My recipes are grain free, refined sugar free and many like this recipe is dairy free. I have autoimmune illnesses that I am trying desperately to heal and get back on the road to good health. Prior to switching my diet I was exhausted all the time. I don’t mean tired I mean exhausted. There were occasions where I was not comfortable driving because I was so exhausted. I doubt many of my friends were aware of this or even that I could not even walk around the block.
I have mentioned in several recipes that I make homemade sweetened condensed milk and have used it in several of my recipes on my blog. I think it’s about time to make sure this recipe get some space.
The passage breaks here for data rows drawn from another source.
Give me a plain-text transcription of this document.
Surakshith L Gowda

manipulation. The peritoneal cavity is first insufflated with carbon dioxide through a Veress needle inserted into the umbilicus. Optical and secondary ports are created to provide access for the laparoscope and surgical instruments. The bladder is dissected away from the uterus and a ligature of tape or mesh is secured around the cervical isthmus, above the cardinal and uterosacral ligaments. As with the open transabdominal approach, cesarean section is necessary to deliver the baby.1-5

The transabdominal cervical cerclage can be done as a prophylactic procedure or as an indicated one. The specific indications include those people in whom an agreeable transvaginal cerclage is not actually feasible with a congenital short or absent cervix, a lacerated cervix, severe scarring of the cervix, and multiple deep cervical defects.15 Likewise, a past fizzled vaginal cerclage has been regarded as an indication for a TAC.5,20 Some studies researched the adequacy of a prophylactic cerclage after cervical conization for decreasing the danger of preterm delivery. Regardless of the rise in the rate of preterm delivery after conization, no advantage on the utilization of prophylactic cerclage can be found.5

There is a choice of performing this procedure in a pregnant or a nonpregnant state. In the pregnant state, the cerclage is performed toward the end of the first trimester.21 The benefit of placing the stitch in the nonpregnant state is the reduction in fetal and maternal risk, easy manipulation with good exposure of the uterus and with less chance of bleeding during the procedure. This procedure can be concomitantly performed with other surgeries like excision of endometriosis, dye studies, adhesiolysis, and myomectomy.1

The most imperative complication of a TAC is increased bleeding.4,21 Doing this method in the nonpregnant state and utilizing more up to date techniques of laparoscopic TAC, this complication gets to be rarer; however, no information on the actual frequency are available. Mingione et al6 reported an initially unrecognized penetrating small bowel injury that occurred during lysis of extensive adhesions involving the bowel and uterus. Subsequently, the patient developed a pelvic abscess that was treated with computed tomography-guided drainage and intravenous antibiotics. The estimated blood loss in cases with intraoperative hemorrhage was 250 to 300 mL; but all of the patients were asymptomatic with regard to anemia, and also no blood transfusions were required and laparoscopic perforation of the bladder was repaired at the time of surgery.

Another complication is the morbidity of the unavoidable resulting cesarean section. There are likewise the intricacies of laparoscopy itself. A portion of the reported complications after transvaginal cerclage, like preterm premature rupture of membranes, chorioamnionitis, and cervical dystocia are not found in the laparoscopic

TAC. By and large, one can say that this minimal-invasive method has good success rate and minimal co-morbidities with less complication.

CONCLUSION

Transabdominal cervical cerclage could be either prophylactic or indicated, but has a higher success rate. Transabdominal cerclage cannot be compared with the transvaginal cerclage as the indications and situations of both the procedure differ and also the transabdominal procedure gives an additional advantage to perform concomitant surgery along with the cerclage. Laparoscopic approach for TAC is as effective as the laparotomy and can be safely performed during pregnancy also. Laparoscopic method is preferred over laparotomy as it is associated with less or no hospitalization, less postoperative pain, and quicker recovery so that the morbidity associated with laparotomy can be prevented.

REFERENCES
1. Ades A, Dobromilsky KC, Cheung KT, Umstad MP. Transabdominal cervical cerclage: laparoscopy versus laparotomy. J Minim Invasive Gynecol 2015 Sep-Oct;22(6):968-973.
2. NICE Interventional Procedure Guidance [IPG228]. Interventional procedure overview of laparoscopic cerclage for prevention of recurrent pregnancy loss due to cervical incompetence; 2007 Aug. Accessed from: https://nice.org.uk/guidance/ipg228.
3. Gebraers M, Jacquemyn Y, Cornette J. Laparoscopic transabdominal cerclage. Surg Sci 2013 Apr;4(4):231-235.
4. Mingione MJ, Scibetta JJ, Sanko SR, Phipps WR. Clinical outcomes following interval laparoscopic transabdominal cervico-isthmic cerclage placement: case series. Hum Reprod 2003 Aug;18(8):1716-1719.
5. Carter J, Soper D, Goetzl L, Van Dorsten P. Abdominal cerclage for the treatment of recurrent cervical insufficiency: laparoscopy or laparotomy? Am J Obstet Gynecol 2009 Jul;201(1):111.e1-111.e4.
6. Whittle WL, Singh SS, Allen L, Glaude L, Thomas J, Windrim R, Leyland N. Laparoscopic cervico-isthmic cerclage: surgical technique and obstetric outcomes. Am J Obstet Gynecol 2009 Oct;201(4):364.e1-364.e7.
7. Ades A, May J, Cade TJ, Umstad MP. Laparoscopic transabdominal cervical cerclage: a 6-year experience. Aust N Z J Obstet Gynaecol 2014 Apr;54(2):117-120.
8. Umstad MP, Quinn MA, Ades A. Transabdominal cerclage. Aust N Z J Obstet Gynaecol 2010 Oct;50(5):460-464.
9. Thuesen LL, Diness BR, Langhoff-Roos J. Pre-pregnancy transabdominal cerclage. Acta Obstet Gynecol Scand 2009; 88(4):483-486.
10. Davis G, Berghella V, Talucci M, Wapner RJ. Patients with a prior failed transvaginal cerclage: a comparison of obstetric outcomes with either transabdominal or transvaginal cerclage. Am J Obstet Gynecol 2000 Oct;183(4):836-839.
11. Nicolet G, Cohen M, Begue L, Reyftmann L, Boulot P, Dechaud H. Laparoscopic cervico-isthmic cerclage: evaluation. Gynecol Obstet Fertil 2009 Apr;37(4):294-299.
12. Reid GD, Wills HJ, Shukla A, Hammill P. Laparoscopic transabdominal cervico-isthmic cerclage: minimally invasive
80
I have used it in my Coconut Pecan Frosting, Marzicroon Cookies, Cinnamon Apple Cheesecake, my crustless Double Cream Pumpkin Cheesecake.
I can’t have any of the of the sweetened condensed milk or coconut milk on the market as they have refined sugar. So I took to the internet to find out how to make your own. I made Detoxinista’s recipe for sweetened condensed coconut milk. My recipe is below. I did end up cooking mine 4-5 hours and used maple syrup (because I am not allowed honey on my diet) on a low temperature. I make my sweetened coconut milk the day before and then refrigerate in a canning jar. I found that it tends to get thicker once cooled. Make sure you let it cool before you place it in a glass jar.
Homemade Sweetened Coconut Milk
1 (14 oz) can Full Fat Thai Coconut Milk
1/4 cup maple syrup
Bring coconut milk to a simmer. Cook on low for 4 – 5 hours until thickened. Set a timer for every hour and stir every hour. After 4 or 5 hours remove from heat and allow to cool. Do not boil because I found when boiled that the milk released a lot of oil. Once cool place in a sterilized glass jar with a lid and store in the fridge. Will store for up to 2 weeks.